Façamos, agora, uma curva de volta à poesia, vista como linguagem de afetos. Se pensarmos sobre a velocidade do nosso tempo e suas demandas sempre tão urgentes, é compreensível que, de alguma forma, estejamos nos distanciando dos significados profundos na medida em que nos aproximamos da busca pelo alívio imediato de nosso sofrimento e nos acostumamos com ele. Assim nos omitimos, também, do processo enriquecedor da busca pela saída desse mesmo sofrimento. Logo, perdemos a linguagem poética como meio de expressão de nossos afetos e nos entregamos a uma procura descompassada pela identidade e por sua afirmação. A superficialidade talvez se torne a marca do nosso tempo, ou não, mas é notório o distanciamento de nós mesmos dentro de tantas urgências e demandas. Isso tem projetado uma sociedade que pouco sente qualquer coisa capaz de durar mais do que alguns instantes.

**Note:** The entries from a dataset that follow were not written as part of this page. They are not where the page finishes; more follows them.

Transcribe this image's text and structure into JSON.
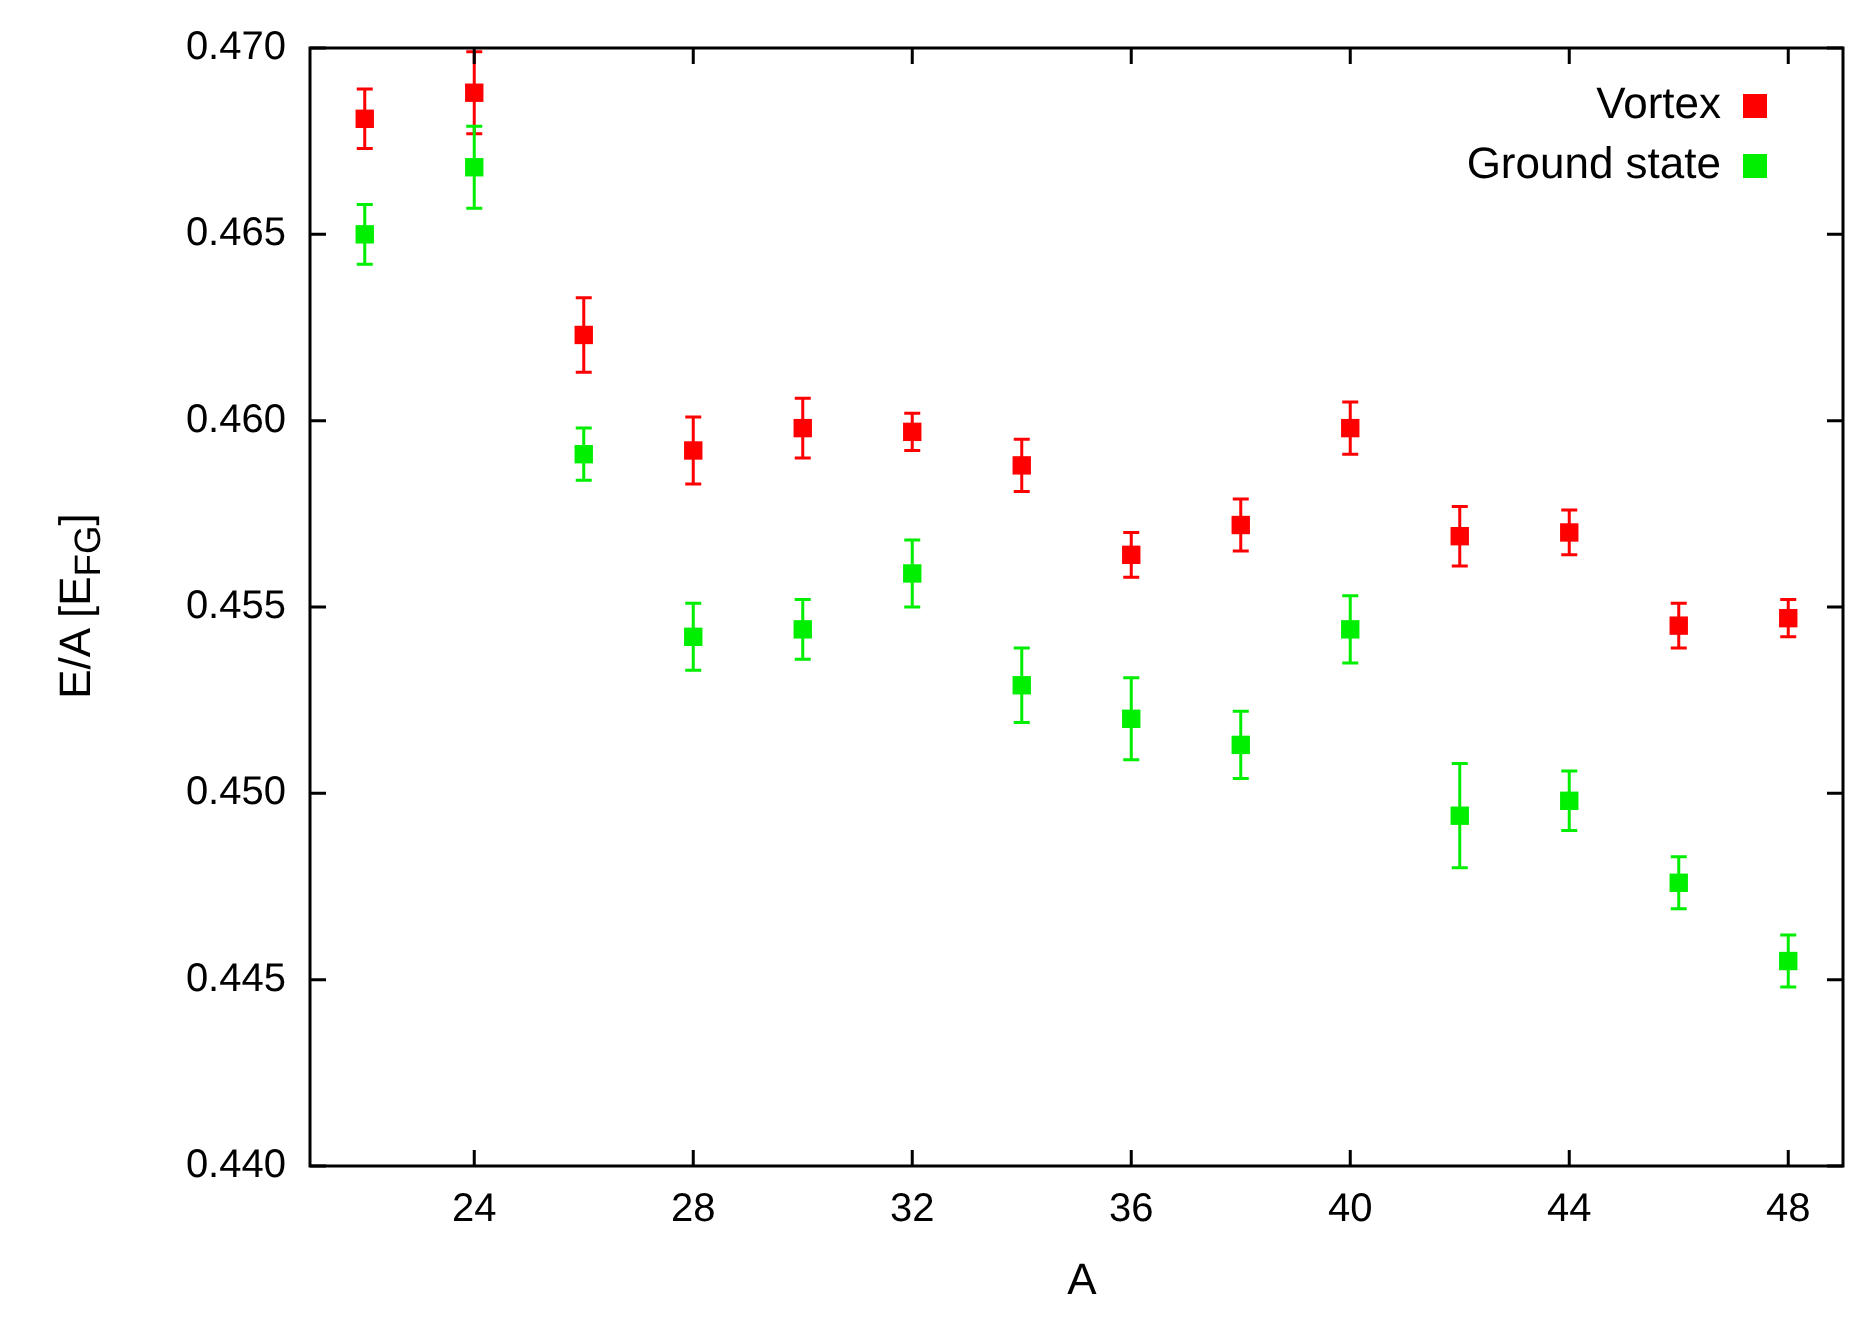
{
  "chart_data": {
    "type": "scatter",
    "xlabel": "A",
    "ylabel": "E/A [E$_{FG}$]",
    "xlim": [
      21,
      49
    ],
    "ylim": [
      0.44,
      0.47
    ],
    "xticks": [
      24,
      28,
      32,
      36,
      40,
      44,
      48
    ],
    "yticks": [
      {
        "value": 0.44,
        "label": "0.440"
      },
      {
        "value": 0.445,
        "label": "0.445"
      },
      {
        "value": 0.45,
        "label": "0.450"
      },
      {
        "value": 0.455,
        "label": "0.455"
      },
      {
        "value": 0.46,
        "label": "0.460"
      },
      {
        "value": 0.465,
        "label": "0.465"
      },
      {
        "value": 0.47,
        "label": "0.470"
      }
    ],
    "marker": "square",
    "legend": "top right",
    "series": [
      {
        "name": "Vortex",
        "color": "#ff0000",
        "x": [
          22,
          24,
          26,
          28,
          30,
          32,
          34,
          36,
          38,
          40,
          42,
          44,
          46,
          48
        ],
        "values": [
          0.4681,
          0.4688,
          0.4623,
          0.4592,
          0.4598,
          0.4597,
          0.4588,
          0.4564,
          0.4572,
          0.4598,
          0.4569,
          0.457,
          0.4545,
          0.4547
        ],
        "errors": [
          0.0008,
          0.0011,
          0.001,
          0.0009,
          0.0008,
          0.0005,
          0.0007,
          0.0006,
          0.0007,
          0.0007,
          0.0008,
          0.0006,
          0.0006,
          0.0005
        ]
      },
      {
        "name": "Ground state",
        "color": "#00ee00",
        "x": [
          22,
          24,
          26,
          28,
          30,
          32,
          34,
          36,
          38,
          40,
          42,
          44,
          46,
          48
        ],
        "values": [
          0.465,
          0.4668,
          0.4591,
          0.4542,
          0.4544,
          0.4559,
          0.4529,
          0.452,
          0.4513,
          0.4544,
          0.4494,
          0.4498,
          0.4476,
          0.4455
        ],
        "errors": [
          0.0008,
          0.0011,
          0.0007,
          0.0009,
          0.0008,
          0.0009,
          0.001,
          0.0011,
          0.0009,
          0.0009,
          0.0014,
          0.0008,
          0.0007,
          0.0007
        ]
      }
    ]
  }
}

É nesse campo que o poema retoma o seu sentido original, criando uma espécie de “tempo alheio”, no qual irá se afirmar como intensidade e expansão, libertando os afetos de suas matrizes pré-determinadas.

Para finalizar este ponto, gostaria de lembrar de Alberto Caeiro, heterônimo do poeta Fernando Pessoa, que diz: “Pensar é estar doente dos olhos”. E apesar de ser uma frase bastante objetiva, não tomemos essa expressão como máxima – melhor é que não tomemos nenhuma, inclusive. Mas vamos imaginar que escrever poesia seja não pensar de forma convencional, e sim abrir espaço para um pensamento natural de fluxo indefinido e sem contornos, configurando em ação a expressão da própria poesia. O que nos conduziria não apenas ao melhor entendimento de nós e do que nos rodeia, mas também ao encontro de uma comunhão com nossa natureza primitiva, nos libertando e expandindo nesse pequeno espaço chamado poema.